Cuba promised to send 461 doctors and nurses to three of the eight African countries most affected by the virus, 256 of whom have already been working throughout Liberia, Sierra Leone and Guinea-Conakry since early October. According to a statement from Cuba’s Public Health Ministry, one its representatives, the economist Jorge Juan Guerra Rodríguez died on October 26 in Guinea due to “malaria with cerebral complications.” The government said Rodríguez, who had arrived in Africa 20 days before he died, worked as an administrator in the medical brigade. The Cuban delegation asked the room to take a minute of silence to honor the economist at the ebola conference on Wednesday.

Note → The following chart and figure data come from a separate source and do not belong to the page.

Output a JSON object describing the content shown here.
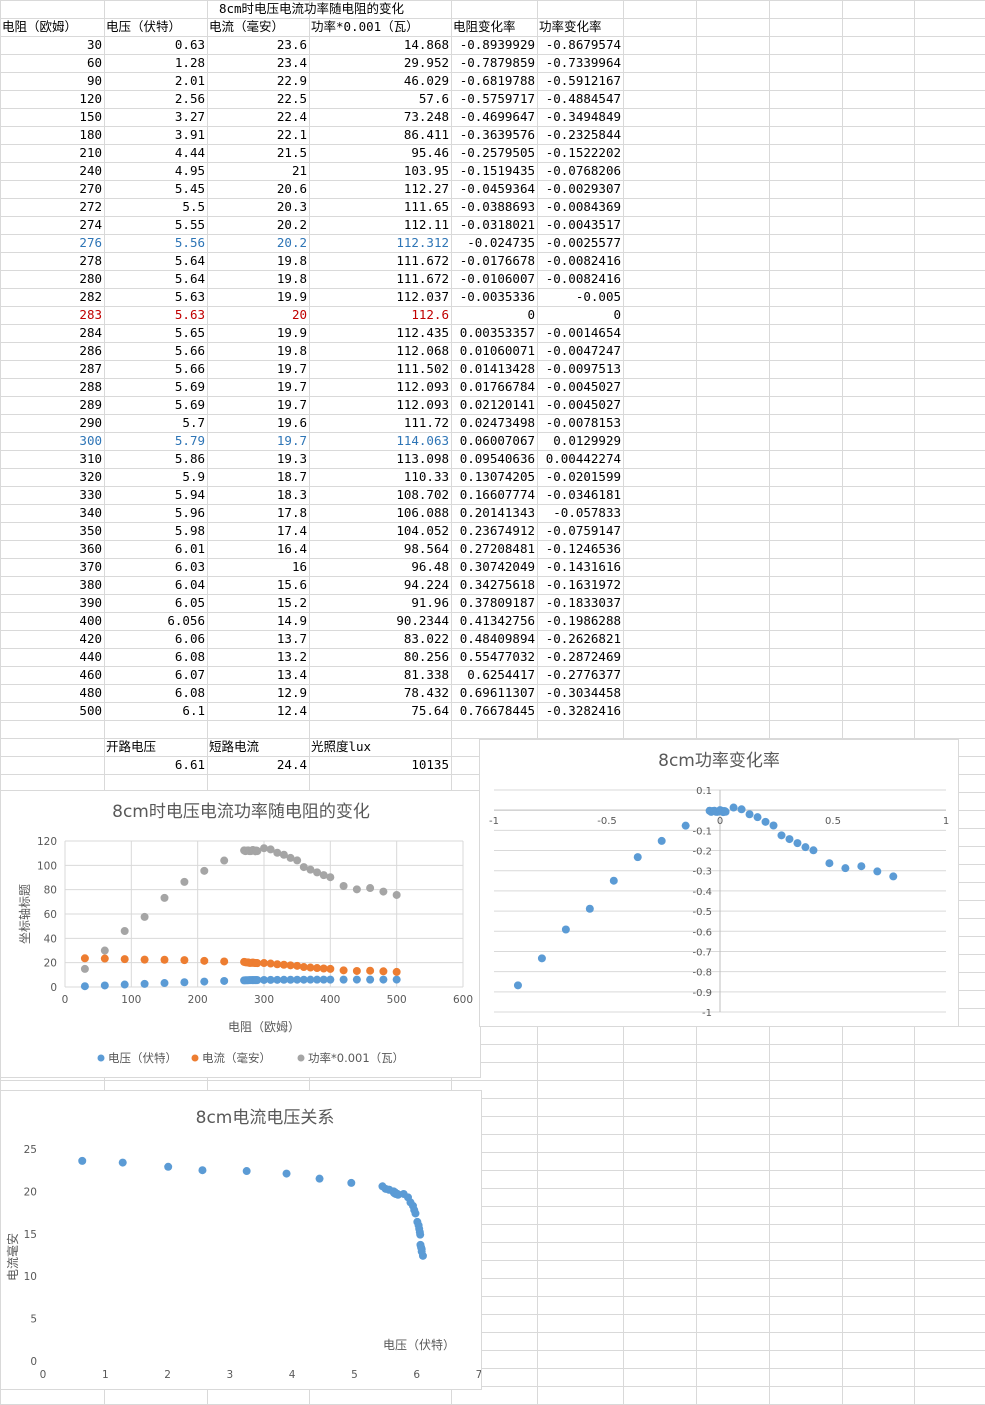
{
  "sheet": {
    "title": "8cm时电压电流功率随电阻的变化",
    "headers": [
      "电阻（欧姆）",
      "电压（伏特）",
      "电流（毫安）",
      "功率*0.001（瓦）",
      "电阻变化率",
      "功率变化率"
    ],
    "rows": [
      [
        "30",
        "0.63",
        "23.6",
        "14.868",
        "-0.8939929",
        "-0.8679574"
      ],
      [
        "60",
        "1.28",
        "23.4",
        "29.952",
        "-0.7879859",
        "-0.7339964"
      ],
      [
        "90",
        "2.01",
        "22.9",
        "46.029",
        "-0.6819788",
        "-0.5912167"
      ],
      [
        "120",
        "2.56",
        "22.5",
        "57.6",
        "-0.5759717",
        "-0.4884547"
      ],
      [
        "150",
        "3.27",
        "22.4",
        "73.248",
        "-0.4699647",
        "-0.3494849"
      ],
      [
        "180",
        "3.91",
        "22.1",
        "86.411",
        "-0.3639576",
        "-0.2325844"
      ],
      [
        "210",
        "4.44",
        "21.5",
        "95.46",
        "-0.2579505",
        "-0.1522202"
      ],
      [
        "240",
        "4.95",
        "21",
        "103.95",
        "-0.1519435",
        "-0.0768206"
      ],
      [
        "270",
        "5.45",
        "20.6",
        "112.27",
        "-0.0459364",
        "-0.0029307"
      ],
      [
        "272",
        "5.5",
        "20.3",
        "111.65",
        "-0.0388693",
        "-0.0084369"
      ],
      [
        "274",
        "5.55",
        "20.2",
        "112.11",
        "-0.0318021",
        "-0.0043517"
      ],
      [
        "276",
        "5.56",
        "20.2",
        "112.312",
        "-0.024735",
        "-0.0025577"
      ],
      [
        "278",
        "5.64",
        "19.8",
        "111.672",
        "-0.0176678",
        "-0.0082416"
      ],
      [
        "280",
        "5.64",
        "19.8",
        "111.672",
        "-0.0106007",
        "-0.0082416"
      ],
      [
        "282",
        "5.63",
        "19.9",
        "112.037",
        "-0.0035336",
        "-0.005"
      ],
      [
        "283",
        "5.63",
        "20",
        "112.6",
        "0",
        "0"
      ],
      [
        "284",
        "5.65",
        "19.9",
        "112.435",
        "0.00353357",
        "-0.0014654"
      ],
      [
        "286",
        "5.66",
        "19.8",
        "112.068",
        "0.01060071",
        "-0.0047247"
      ],
      [
        "287",
        "5.66",
        "19.7",
        "111.502",
        "0.01413428",
        "-0.0097513"
      ],
      [
        "288",
        "5.69",
        "19.7",
        "112.093",
        "0.01766784",
        "-0.0045027"
      ],
      [
        "289",
        "5.69",
        "19.7",
        "112.093",
        "0.02120141",
        "-0.0045027"
      ],
      [
        "290",
        "5.7",
        "19.6",
        "111.72",
        "0.02473498",
        "-0.0078153"
      ],
      [
        "300",
        "5.79",
        "19.7",
        "114.063",
        "0.06007067",
        "0.0129929"
      ],
      [
        "310",
        "5.86",
        "19.3",
        "113.098",
        "0.09540636",
        "0.00442274"
      ],
      [
        "320",
        "5.9",
        "18.7",
        "110.33",
        "0.13074205",
        "-0.0201599"
      ],
      [
        "330",
        "5.94",
        "18.3",
        "108.702",
        "0.16607774",
        "-0.0346181"
      ],
      [
        "340",
        "5.96",
        "17.8",
        "106.088",
        "0.20141343",
        "-0.057833"
      ],
      [
        "350",
        "5.98",
        "17.4",
        "104.052",
        "0.23674912",
        "-0.0759147"
      ],
      [
        "360",
        "6.01",
        "16.4",
        "98.564",
        "0.27208481",
        "-0.1246536"
      ],
      [
        "370",
        "6.03",
        "16",
        "96.48",
        "0.30742049",
        "-0.1431616"
      ],
      [
        "380",
        "6.04",
        "15.6",
        "94.224",
        "0.34275618",
        "-0.1631972"
      ],
      [
        "390",
        "6.05",
        "15.2",
        "91.96",
        "0.37809187",
        "-0.1833037"
      ],
      [
        "400",
        "6.056",
        "14.9",
        "90.2344",
        "0.41342756",
        "-0.1986288"
      ],
      [
        "420",
        "6.06",
        "13.7",
        "83.022",
        "0.48409894",
        "-0.2626821"
      ],
      [
        "440",
        "6.08",
        "13.2",
        "80.256",
        "0.55477032",
        "-0.2872469"
      ],
      [
        "460",
        "6.07",
        "13.4",
        "81.338",
        "0.6254417",
        "-0.2776377"
      ],
      [
        "480",
        "6.08",
        "12.9",
        "78.432",
        "0.69611307",
        "-0.3034458"
      ],
      [
        "500",
        "6.1",
        "12.4",
        "75.64",
        "0.76678445",
        "-0.3282416"
      ]
    ],
    "row_colors": {
      "11": "#2e75b6",
      "15": "#c00000",
      "22": "#2e75b6"
    },
    "summary_labels": [
      "开路电压",
      "短路电流",
      "光照度lux"
    ],
    "summary_values": [
      "6.61",
      "24.4",
      "10135"
    ]
  },
  "chart_data": [
    {
      "type": "scatter",
      "title": "8cm时电压电流功率随电阻的变化",
      "xlabel": "电阻（欧姆）",
      "ylabel": "坐标轴标题",
      "xlim": [
        0,
        600
      ],
      "ylim": [
        0,
        120
      ],
      "xticks": [
        0,
        100,
        200,
        300,
        400,
        500,
        600
      ],
      "yticks": [
        0,
        20,
        40,
        60,
        80,
        100,
        120
      ],
      "legend": "bottom",
      "x": [
        30,
        60,
        90,
        120,
        150,
        180,
        210,
        240,
        270,
        272,
        274,
        276,
        278,
        280,
        282,
        283,
        284,
        286,
        287,
        288,
        289,
        290,
        300,
        310,
        320,
        330,
        340,
        350,
        360,
        370,
        380,
        390,
        400,
        420,
        440,
        460,
        480,
        500
      ],
      "series": [
        {
          "name": "电压（伏特）",
          "color": "#5b9bd5",
          "values": [
            0.63,
            1.28,
            2.01,
            2.56,
            3.27,
            3.91,
            4.44,
            4.95,
            5.45,
            5.5,
            5.55,
            5.56,
            5.64,
            5.64,
            5.63,
            5.63,
            5.65,
            5.66,
            5.66,
            5.69,
            5.69,
            5.7,
            5.79,
            5.86,
            5.9,
            5.94,
            5.96,
            5.98,
            6.01,
            6.03,
            6.04,
            6.05,
            6.056,
            6.06,
            6.08,
            6.07,
            6.08,
            6.1
          ]
        },
        {
          "name": "电流（毫安）",
          "color": "#ed7d31",
          "values": [
            23.6,
            23.4,
            22.9,
            22.5,
            22.4,
            22.1,
            21.5,
            21,
            20.6,
            20.3,
            20.2,
            20.2,
            19.8,
            19.8,
            19.9,
            20,
            19.9,
            19.8,
            19.7,
            19.7,
            19.7,
            19.6,
            19.7,
            19.3,
            18.7,
            18.3,
            17.8,
            17.4,
            16.4,
            16,
            15.6,
            15.2,
            14.9,
            13.7,
            13.2,
            13.4,
            12.9,
            12.4
          ]
        },
        {
          "name": "功率*0.001（瓦）",
          "color": "#a5a5a5",
          "values": [
            14.868,
            29.952,
            46.029,
            57.6,
            73.248,
            86.411,
            95.46,
            103.95,
            112.27,
            111.65,
            112.11,
            112.312,
            111.672,
            111.672,
            112.037,
            112.6,
            112.435,
            112.068,
            111.502,
            112.093,
            112.093,
            111.72,
            114.063,
            113.098,
            110.33,
            108.702,
            106.088,
            104.052,
            98.564,
            96.48,
            94.224,
            91.96,
            90.2344,
            83.022,
            80.256,
            81.338,
            78.432,
            75.64
          ]
        }
      ]
    },
    {
      "type": "scatter",
      "title": "8cm功率变化率",
      "xlim": [
        -1,
        1
      ],
      "ylim": [
        -1,
        0.1
      ],
      "xticks": [
        -1,
        -0.5,
        0,
        0.5,
        1
      ],
      "yticks": [
        0.1,
        0,
        -0.1,
        -0.2,
        -0.3,
        -0.4,
        -0.5,
        -0.6,
        -0.7,
        -0.8,
        -0.9,
        -1
      ],
      "series": [
        {
          "color": "#5b9bd5",
          "x": [
            -0.8939929,
            -0.7879859,
            -0.6819788,
            -0.5759717,
            -0.4699647,
            -0.3639576,
            -0.2579505,
            -0.1519435,
            -0.0459364,
            -0.0388693,
            -0.0318021,
            -0.024735,
            -0.0176678,
            -0.0106007,
            -0.0035336,
            0,
            0.00353357,
            0.01060071,
            0.01413428,
            0.01766784,
            0.02120141,
            0.02473498,
            0.06007067,
            0.09540636,
            0.13074205,
            0.16607774,
            0.20141343,
            0.23674912,
            0.27208481,
            0.30742049,
            0.34275618,
            0.37809187,
            0.41342756,
            0.48409894,
            0.55477032,
            0.6254417,
            0.69611307,
            0.76678445
          ],
          "y": [
            -0.8679574,
            -0.7339964,
            -0.5912167,
            -0.4884547,
            -0.3494849,
            -0.2325844,
            -0.1522202,
            -0.0768206,
            -0.0029307,
            -0.0084369,
            -0.0043517,
            -0.0025577,
            -0.0082416,
            -0.0082416,
            -0.005,
            0,
            -0.0014654,
            -0.0047247,
            -0.0097513,
            -0.0045027,
            -0.0045027,
            -0.0078153,
            0.0129929,
            0.00442274,
            -0.0201599,
            -0.0346181,
            -0.057833,
            -0.0759147,
            -0.1246536,
            -0.1431616,
            -0.1631972,
            -0.1833037,
            -0.1986288,
            -0.2626821,
            -0.2872469,
            -0.2776377,
            -0.3034458,
            -0.3282416
          ]
        }
      ]
    },
    {
      "type": "scatter",
      "title": "8cm电流电压关系",
      "xlabel": "电压（伏特）",
      "ylabel": "电流毫安",
      "xlim": [
        0,
        7
      ],
      "ylim": [
        0,
        25
      ],
      "xticks": [
        0,
        1,
        2,
        3,
        4,
        5,
        6,
        7
      ],
      "yticks": [
        0,
        5,
        10,
        15,
        20,
        25
      ],
      "series": [
        {
          "color": "#5b9bd5",
          "x": [
            0.63,
            1.28,
            2.01,
            2.56,
            3.27,
            3.91,
            4.44,
            4.95,
            5.45,
            5.5,
            5.55,
            5.56,
            5.64,
            5.64,
            5.63,
            5.63,
            5.65,
            5.66,
            5.66,
            5.69,
            5.69,
            5.7,
            5.79,
            5.86,
            5.9,
            5.94,
            5.96,
            5.98,
            6.01,
            6.03,
            6.04,
            6.05,
            6.056,
            6.06,
            6.08,
            6.07,
            6.08,
            6.1
          ],
          "y": [
            23.6,
            23.4,
            22.9,
            22.5,
            22.4,
            22.1,
            21.5,
            21,
            20.6,
            20.3,
            20.2,
            20.2,
            19.8,
            19.8,
            19.9,
            20,
            19.9,
            19.8,
            19.7,
            19.7,
            19.7,
            19.6,
            19.7,
            19.3,
            18.7,
            18.3,
            17.8,
            17.4,
            16.4,
            16,
            15.6,
            15.2,
            14.9,
            13.7,
            13.2,
            13.4,
            12.9,
            12.4
          ]
        }
      ]
    }
  ]
}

On the other side, Mario Díaz-Balart, a US Republican representative of Cuban descent, said US officials’ presence at the conference in Havana and the American government’s praise of Cuba for sending doctors to Africa was “a scandal.” “There is nothing charitable about the Cuban dictatorship's actions in Africa. There is no comparison between American and Cuban doctors. Cuban doctors are hastily trained, poorly equipped, and forced to work in dangerous conditions while most of their pay is siphoned to the Castro dictatorship. That a U.S. official would condone their overt exploitation is outrageous," Diaz-Balart said on Thursday.